Install Dependencies:
Clone the GitHub repo (git clone https://github.com/Wan-Video/Wan2.2.git) and run pip install -r requirements.txt (PyTorch >= 2.4.0 required).
Download Models:
Use Hugging Face CLI for T2V-A14B, I2V-A14B, or TI2V-5B (e.g., huggingface-cli download Wan-AI/Wan2.2-T2V-A14B).
Generate Videos:
For T2V: python generate.py --task t2v-A14B --size 1280*720 --ckpt_dir ./Wan2.2-T2V-A14B --prompt "Your detailed prompt". Optimize with --offload_model True for memory efficiency.

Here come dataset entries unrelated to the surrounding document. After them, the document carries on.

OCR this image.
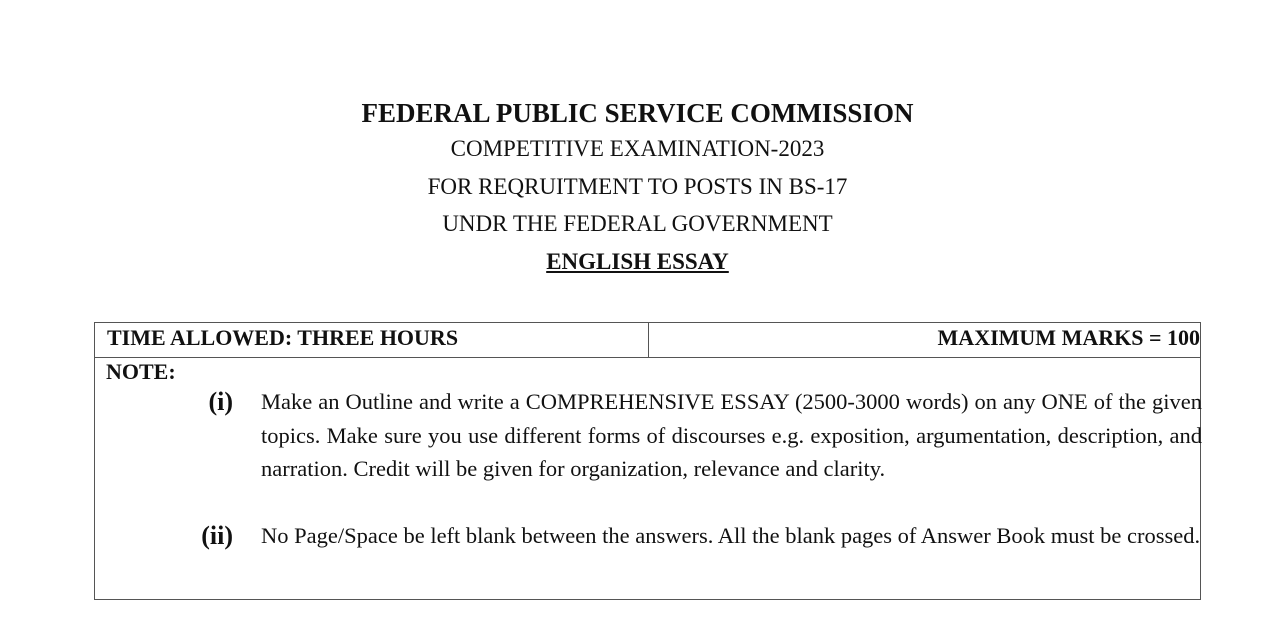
FEDERAL PUBLIC SERVICE COMMISSION

COMPETITIVE EXAMINATION-2023

FOR REQRUITMENT TO POSTS IN BS-17

UNDR THE FEDERAL GOVERNMENT

ENGLISH ESSAY

TIME ALLOWED: THREE HOURS	MAXIMUM MARKS = 100
NOTE:
(i) Make an Outline and write a COMPREHENSIVE ESSAY (2500-3000 words) on any ONE of the given topics. Make sure you use different forms of discourses e.g. exposition, argumentation, description, and narration. Credit will be given for organization, relevance and clarity.
(ii) No Page/Space be left blank between the answers. All the blank pages of Answer Book must be crossed.
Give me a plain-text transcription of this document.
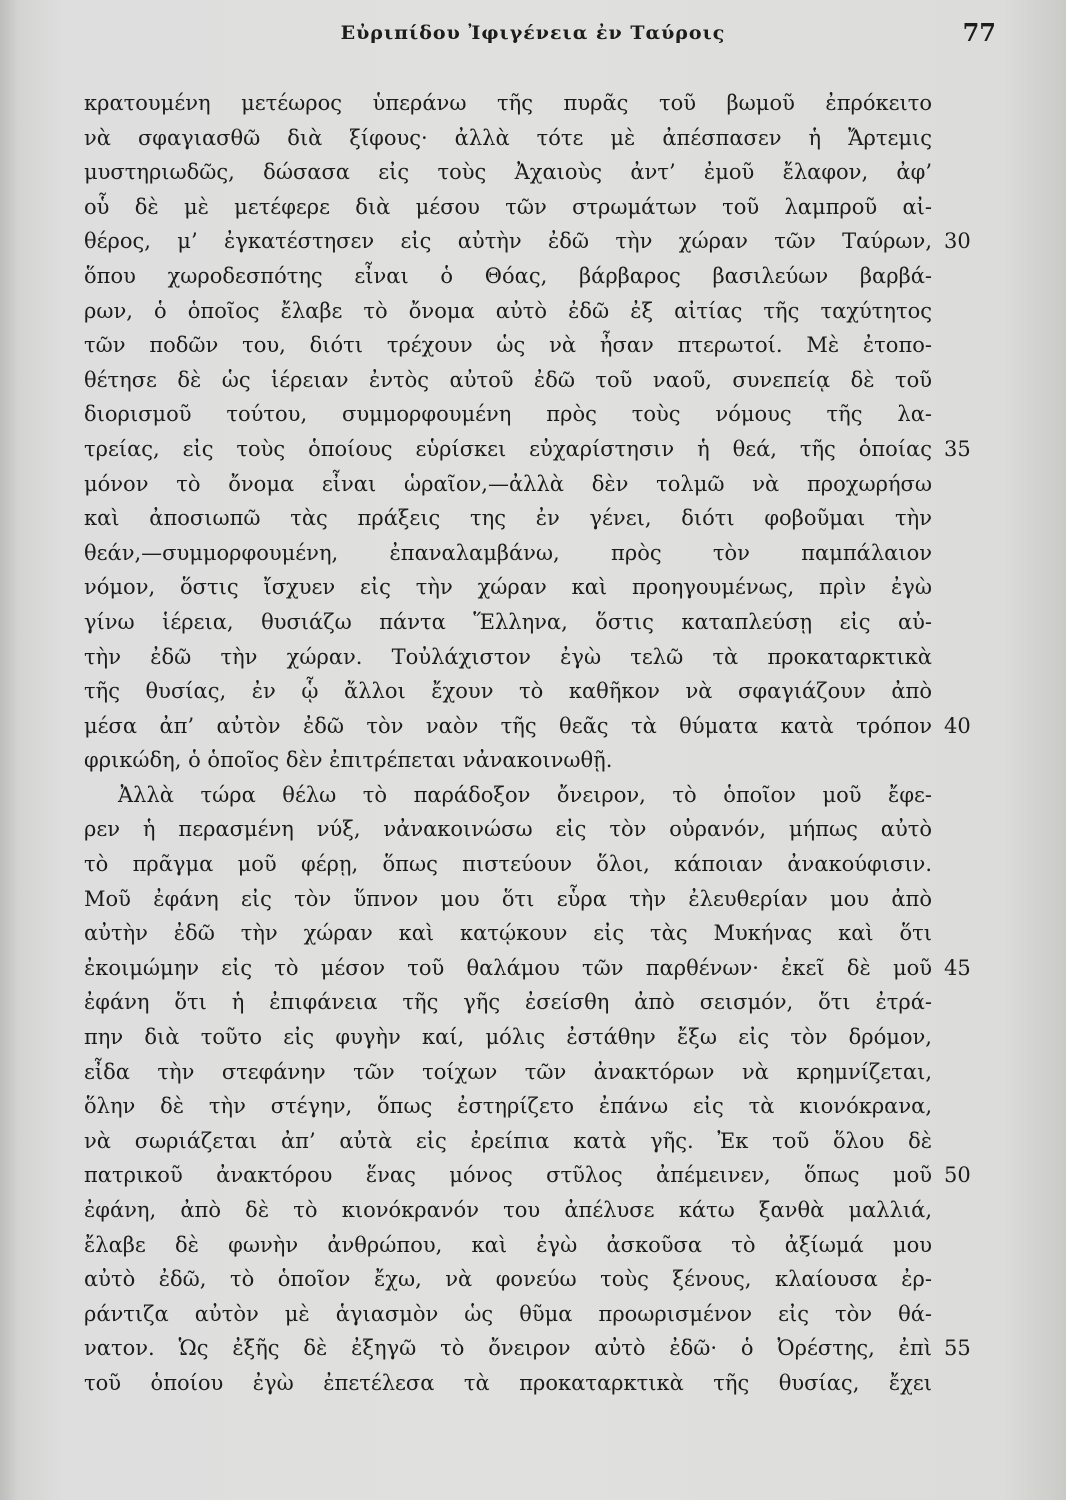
Εὐριπίδου Ἰφιγένεια ἐν Ταύροις	77
κρατουμένη μετέωρος ὑπεράνω τῆς πυρᾶς τοῦ βωμοῦ ἐπρόκειτο
νὰ σφαγιασθῶ διὰ ξίφους· ἀλλὰ τότε μὲ ἀπέσπασεν ἡ Ἄρτεμις
μυστηριωδῶς, δώσασα εἰς τοὺς Ἀχαιοὺς ἀντ’ ἐμοῦ ἔλαφον, ἀφ’
οὗ δὲ μὲ μετέφερε διὰ μέσου τῶν στρωμάτων τοῦ λαμπροῦ αἰ-
θέρος, μ’ ἐγκατέστησεν εἰς αὐτὴν ἐδῶ τὴν χώραν τῶν Ταύρων, 30
ὅπου χωροδεσπότης εἶναι ὁ Θόας, βάρβαρος βασιλεύων βαρβά-
ρων, ὁ ὁποῖος ἔλαβε τὸ ὄνομα αὐτὸ ἐδῶ ἐξ αἰτίας τῆς ταχύτητος
τῶν ποδῶν του, διότι τρέχουν ὡς νὰ ἦσαν πτερωτοί. Μὲ ἐτοπο-
θέτησε δὲ ὡς ἱέρειαν ἐντὸς αὐτοῦ ἐδῶ τοῦ ναοῦ, συνεπείᾳ δὲ τοῦ
διορισμοῦ τούτου, συμμορφουμένη πρὸς τοὺς νόμους τῆς λα-
τρείας, εἰς τοὺς ὁποίους εὑρίσκει εὐχαρίστησιν ἡ θεά, τῆς ὁποίας 35
μόνον τὸ ὄνομα εἶναι ὡραῖον,—ἀλλὰ δὲν τολμῶ νὰ προχωρήσω
καὶ ἀποσιωπῶ τὰς πράξεις της ἐν γένει, διότι φοβοῦμαι τὴν
θεάν,—συμμορφουμένη, ἐπαναλαμβάνω, πρὸς τὸν παμπάλαιον
νόμον, ὅστις ἴσχυεν εἰς τὴν χώραν καὶ προηγουμένως, πρὶν ἐγὼ
γίνω ἱέρεια, θυσιάζω πάντα Ἕλληνα, ὅστις καταπλεύσῃ εἰς αὐ-
τὴν ἐδῶ τὴν χώραν. Τοὐλάχιστον ἐγὼ τελῶ τὰ προκαταρκτικὰ
τῆς θυσίας, ἐν ᾧ ἄλλοι ἔχουν τὸ καθῆκον νὰ σφαγιάζουν ἀπὸ
μέσα ἀπ’ αὐτὸν ἐδῶ τὸν ναὸν τῆς θεᾶς τὰ θύματα κατὰ τρόπον 40
φρικώδη, ὁ ὁποῖος δὲν ἐπιτρέπεται νἀνακοινωθῇ.
Ἀλλὰ τώρα θέλω τὸ παράδοξον ὄνειρον, τὸ ὁποῖον μοῦ ἔφε-
ρεν ἡ περασμένη νύξ, νἀνακοινώσω εἰς τὸν οὐρανόν, μήπως αὐτὸ
τὸ πρᾶγμα μοῦ φέρῃ, ὅπως πιστεύουν ὅλοι, κάποιαν ἀνακούφισιν.
Μοῦ ἐφάνη εἰς τὸν ὕπνον μου ὅτι εὗρα τὴν ἐλευθερίαν μου ἀπὸ
αὐτὴν ἐδῶ τὴν χώραν καὶ κατῴκουν εἰς τὰς Μυκήνας καὶ ὅτι
ἐκοιμώμην εἰς τὸ μέσον τοῦ θαλάμου τῶν παρθένων· ἐκεῖ δὲ μοῦ 45
ἐφάνη ὅτι ἡ ἐπιφάνεια τῆς γῆς ἐσείσθη ἀπὸ σεισμόν, ὅτι ἐτρά-
πην διὰ τοῦτο εἰς φυγὴν καί, μόλις ἐστάθην ἔξω εἰς τὸν δρόμον,
εἶδα τὴν στεφάνην τῶν τοίχων τῶν ἀνακτόρων νὰ κρημνίζεται,
ὅλην δὲ τὴν στέγην, ὅπως ἐστηρίζετο ἐπάνω εἰς τὰ κιονόκρανα,
νὰ σωριάζεται ἀπ’ αὐτὰ εἰς ἐρείπια κατὰ γῆς. Ἐκ τοῦ ὅλου δὲ
πατρικοῦ ἀνακτόρου ἕνας μόνος στῦλος ἀπέμεινεν, ὅπως μοῦ 50
ἐφάνη, ἀπὸ δὲ τὸ κιονόκρανόν του ἀπέλυσε κάτω ξανθὰ μαλλιά,
ἔλαβε δὲ φωνὴν ἀνθρώπου, καὶ ἐγὼ ἀσκοῦσα τὸ ἀξίωμά μου
αὐτὸ ἐδῶ, τὸ ὁποῖον ἔχω, νὰ φονεύω τοὺς ξένους, κλαίουσα ἐρ-
ράντιζα αὐτὸν μὲ ἁγιασμὸν ὡς θῦμα προωρισμένον εἰς τὸν θά-
νατον. Ὡς ἐξῆς δὲ ἐξηγῶ τὸ ὄνειρον αὐτὸ ἐδῶ· ὁ Ὀρέστης, ἐπὶ 55
τοῦ ὁποίου ἐγὼ ἐπετέλεσα τὰ προκαταρκτικὰ τῆς θυσίας, ἔχει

Use ComfyUI for a user-friendly interface.
Advanced Tips:
Enhance results with prompt extensions via Dashscope API or local models; multi-GPU support speeds up processing.

FAQs

What resolutions does Wan 2.2 support?
Wan 2.2 supports 480p and 720p at 24fps, with the TI2V-5B model optimized for 1280x704 or 704x1280.
Is Wan 2.2 free to use?
Yes, it's open-source under MIT license, available on Hugging Face and integrable into various tools.
How does Wan 2.2 handle hardware requirements?
The 5B model runs on RTX 4090 in under 9 minutes for 720p videos, making it accessible for non-enterprise users.
Can I fine-tune Wan 2.2 with LoRA?
While not explicitly detailed in the release, its architecture supports style training, with community integrations emerging.
Where can I test Wan 2.2 demos?
Explore demos on Hugging Face spaces or use ComfyUI for interactive testing and experimentation.
What types of video generation does Wan 2.2 support?
Wan 2.2 supports text-to-video (T2V), image-to-video (I2V), and hybrid text-image-to-video (TI2V) modes, offering flexibility for diverse creative projects.
How does Wan 2.2 improve prompt adherence?
Its curated training data and MoE architecture ensure high fidelity to text and image prompts, producing videos with accurate details and minimal errors.
Is multi-GPU support available for Wan 2.2?
Yes, Wan 2.2 supports multi-GPU configurations, which can significantly speed up video generation for larger projects.